Apakah mengumpulkan 7 juta manusia di Monas merupakan sebuah karomah dari Rizieq Shihab? Baginya dan pendukung yang sedasteran dan secingkrangan dengannya tentu akan menganggap “kibulan” tersebut sebagai karomah. Biarlah yang waras memberikan kesempatan untuk mereka mengenang bahwa ada banyak orang bodoh yang menganggap Monas dapat menampung 7 juta manusia.

Agus Harimurti Yudhoyono pernah ngehits dengan konsep “kota apung” yang ia tawarkan untuk menyelesaikan masalah banjir.

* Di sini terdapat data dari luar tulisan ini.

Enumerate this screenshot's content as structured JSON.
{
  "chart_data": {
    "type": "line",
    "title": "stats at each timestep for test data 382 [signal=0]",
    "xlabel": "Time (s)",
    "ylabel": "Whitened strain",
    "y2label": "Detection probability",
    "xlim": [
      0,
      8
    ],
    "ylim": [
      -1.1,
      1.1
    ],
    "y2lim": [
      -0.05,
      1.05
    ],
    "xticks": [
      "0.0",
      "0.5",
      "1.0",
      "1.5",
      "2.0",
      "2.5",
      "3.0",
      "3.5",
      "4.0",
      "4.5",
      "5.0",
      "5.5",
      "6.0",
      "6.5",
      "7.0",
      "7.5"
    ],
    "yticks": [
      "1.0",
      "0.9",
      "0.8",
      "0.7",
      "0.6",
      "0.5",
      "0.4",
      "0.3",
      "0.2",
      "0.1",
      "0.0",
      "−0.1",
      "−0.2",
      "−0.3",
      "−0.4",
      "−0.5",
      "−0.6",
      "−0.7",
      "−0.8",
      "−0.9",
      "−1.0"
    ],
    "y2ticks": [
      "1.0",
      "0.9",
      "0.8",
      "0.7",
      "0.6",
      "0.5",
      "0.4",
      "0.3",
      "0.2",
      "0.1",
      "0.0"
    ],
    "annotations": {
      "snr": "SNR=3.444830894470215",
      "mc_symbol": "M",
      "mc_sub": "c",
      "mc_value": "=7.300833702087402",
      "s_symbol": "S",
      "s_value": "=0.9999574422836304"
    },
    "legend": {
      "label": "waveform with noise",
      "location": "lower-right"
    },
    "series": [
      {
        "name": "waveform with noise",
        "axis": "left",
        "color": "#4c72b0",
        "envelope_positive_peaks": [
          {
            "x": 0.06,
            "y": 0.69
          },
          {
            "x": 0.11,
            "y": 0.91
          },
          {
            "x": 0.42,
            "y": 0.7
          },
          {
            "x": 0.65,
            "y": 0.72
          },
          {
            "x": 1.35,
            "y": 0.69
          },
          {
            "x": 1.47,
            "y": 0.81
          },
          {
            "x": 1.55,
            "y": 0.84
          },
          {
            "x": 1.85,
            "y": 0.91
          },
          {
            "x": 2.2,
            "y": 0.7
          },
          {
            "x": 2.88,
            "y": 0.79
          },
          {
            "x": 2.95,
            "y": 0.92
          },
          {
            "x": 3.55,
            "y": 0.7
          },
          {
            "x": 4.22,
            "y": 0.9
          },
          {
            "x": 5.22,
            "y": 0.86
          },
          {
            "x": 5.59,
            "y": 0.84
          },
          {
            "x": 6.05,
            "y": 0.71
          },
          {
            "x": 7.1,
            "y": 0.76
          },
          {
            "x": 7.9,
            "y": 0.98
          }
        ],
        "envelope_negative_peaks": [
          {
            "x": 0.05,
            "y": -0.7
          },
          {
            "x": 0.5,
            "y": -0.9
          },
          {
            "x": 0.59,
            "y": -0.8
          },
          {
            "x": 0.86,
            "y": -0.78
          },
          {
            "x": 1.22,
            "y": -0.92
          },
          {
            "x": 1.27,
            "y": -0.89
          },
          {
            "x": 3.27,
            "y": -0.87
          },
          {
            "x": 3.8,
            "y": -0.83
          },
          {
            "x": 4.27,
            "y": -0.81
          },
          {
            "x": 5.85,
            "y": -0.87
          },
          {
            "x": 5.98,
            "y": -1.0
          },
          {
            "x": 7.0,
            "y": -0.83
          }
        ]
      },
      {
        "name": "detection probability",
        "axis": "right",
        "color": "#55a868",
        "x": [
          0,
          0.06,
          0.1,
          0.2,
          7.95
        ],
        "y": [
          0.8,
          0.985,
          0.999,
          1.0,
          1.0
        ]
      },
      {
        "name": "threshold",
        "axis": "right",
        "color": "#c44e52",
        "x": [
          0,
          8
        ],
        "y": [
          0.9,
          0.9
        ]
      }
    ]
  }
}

Imaginasi yang Agus tawarkan ini ternyata berbuah bully yang masif dan spontan dari para netizen dari Sabang sampai Merauke. Banyak orang mereka-reka teknologi yang bakal dipakai oleh Agus dengan nada satir. Tapi, akhirnya, Agus malah berkelit bahwa itu bukan programnya. Ia hanya menjelaskan bahwa konsep kota apung ada kok di dunia.

Kita tak perlu memperpanjang masalah dengan mempertanyakan di belahan dunia mana ada konsep seperti itu? Nanti bisa dikasih insentif yang membuat aksesibilitas menuju vertical housing menjadi lebih cepat. Bisa kelar nih hidup kita kalau diginiin. Hahaha ...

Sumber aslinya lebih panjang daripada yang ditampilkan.